Siedziałam ostatnio nad Kanałem Młynówka w Opolu czekając na pociąg do Wrocławia. Obserwowałam ludzi spacerujących nieśpiesznie w słońcu. Zauważyliśmy, że każde wyzwanie wyczula nas na inny aspekt małżeńskich relacji. Tym razem przyglądałam się więc jak pary w różnym wieku (domyślnie – z różnym stażem małżeńskim) zwracają się do siebie, jak i czy w ogóle nawiązują jakiś kontakt fizyczny.
Powtarzalność pewnych zachowań pośród par w zbliżonym wieku przypomniała mi o teorii czterech pór roku w małżeństwie. Usłyszeliśmy o niej uczestnicząc, a potem prowadząc, kurs małżeński Alpha International. Jej autorami są Nicky i Sila Lee. Teoria ta jest oczywiście pewnym uproszczeniem, jednak pokazuje dość ciekawie drogę, jaką wiele małżeństw przechodzi.
Cztery pory roku – wiosna
Małżeńska wiosna to czas bezpośrednio po ślubie. Jest to czas nowości, świeżości relacji i uczuć, często wzajemnego oczarowania. Małżonkowie spędzają ze sobą dużo czasu, widzą siebie w różnych nowych sytuacjach. Takie pary zazwyczaj chodzą za ręce lub objęte, zwrócone ku sobie. Miło popatrzeć:-)
Jednak obok zachwytu pojawia się również frustracja, gdy okazuje się, że ukochany ma również pewne wady czy przyzwyczajenia… (o zgrozo!) odmienne od moich.
Dlatego ważne jest, aby w tym czasie zobaczyć różnice między sobą i spróbować je zaakceptować. Kto powiedział, że mój sposób wkładania naczyń do zmywarki jest lepszy od jego sposobu:-)
* zdjęcie dzięki uprzejmości pana Krzysztofa Kurka z fotoimprezy.pl
Cztery pory roku – lato
Wojtkowi lato bardziej niż z beztroskim leżakowaniem na plaży kojarzy się ze żniwami u babci na wsi. To czas wielu zadań i doznań, zmęczenia i upojenia zarazem.
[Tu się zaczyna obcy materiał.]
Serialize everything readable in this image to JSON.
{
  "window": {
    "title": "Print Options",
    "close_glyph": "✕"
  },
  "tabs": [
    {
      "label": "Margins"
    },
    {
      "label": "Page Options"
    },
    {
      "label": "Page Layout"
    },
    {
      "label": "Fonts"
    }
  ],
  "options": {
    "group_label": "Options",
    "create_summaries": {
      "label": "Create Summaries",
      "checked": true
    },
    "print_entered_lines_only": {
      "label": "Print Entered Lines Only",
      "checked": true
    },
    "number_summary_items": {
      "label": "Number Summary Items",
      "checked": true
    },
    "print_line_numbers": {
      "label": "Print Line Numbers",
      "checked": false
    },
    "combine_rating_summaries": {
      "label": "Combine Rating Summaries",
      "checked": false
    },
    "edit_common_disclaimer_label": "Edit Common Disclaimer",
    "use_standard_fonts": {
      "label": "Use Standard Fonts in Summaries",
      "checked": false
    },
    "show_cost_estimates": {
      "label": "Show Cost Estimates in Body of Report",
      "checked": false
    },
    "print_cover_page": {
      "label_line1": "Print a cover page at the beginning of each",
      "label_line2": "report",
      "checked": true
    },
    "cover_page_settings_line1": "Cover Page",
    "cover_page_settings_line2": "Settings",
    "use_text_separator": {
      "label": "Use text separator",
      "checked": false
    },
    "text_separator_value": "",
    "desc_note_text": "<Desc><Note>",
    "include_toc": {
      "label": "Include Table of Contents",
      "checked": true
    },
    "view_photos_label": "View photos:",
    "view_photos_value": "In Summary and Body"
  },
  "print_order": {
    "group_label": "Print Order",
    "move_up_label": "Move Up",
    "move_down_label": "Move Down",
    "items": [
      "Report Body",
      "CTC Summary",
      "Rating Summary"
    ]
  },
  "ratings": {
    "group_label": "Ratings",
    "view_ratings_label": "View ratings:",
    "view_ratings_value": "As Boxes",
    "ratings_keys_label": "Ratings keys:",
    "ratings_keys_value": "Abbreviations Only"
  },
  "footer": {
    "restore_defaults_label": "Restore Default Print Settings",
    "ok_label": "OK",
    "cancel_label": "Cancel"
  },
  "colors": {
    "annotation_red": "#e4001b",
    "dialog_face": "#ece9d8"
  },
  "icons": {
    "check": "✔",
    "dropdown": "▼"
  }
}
W małżeństwie latem nazywamy ten okres, w którym jesteśmy najbardziej zapracowani. Zwykle pojawiają się dzieci, które absorbują większość naszego czasu, uwagi i energii. Jednocześnie jest to czas intensywnej pracy zawodowej obojga lub jednego z małżonków. Bywa, że wieczorami oboje padają ze zmęczenia (my padamy!).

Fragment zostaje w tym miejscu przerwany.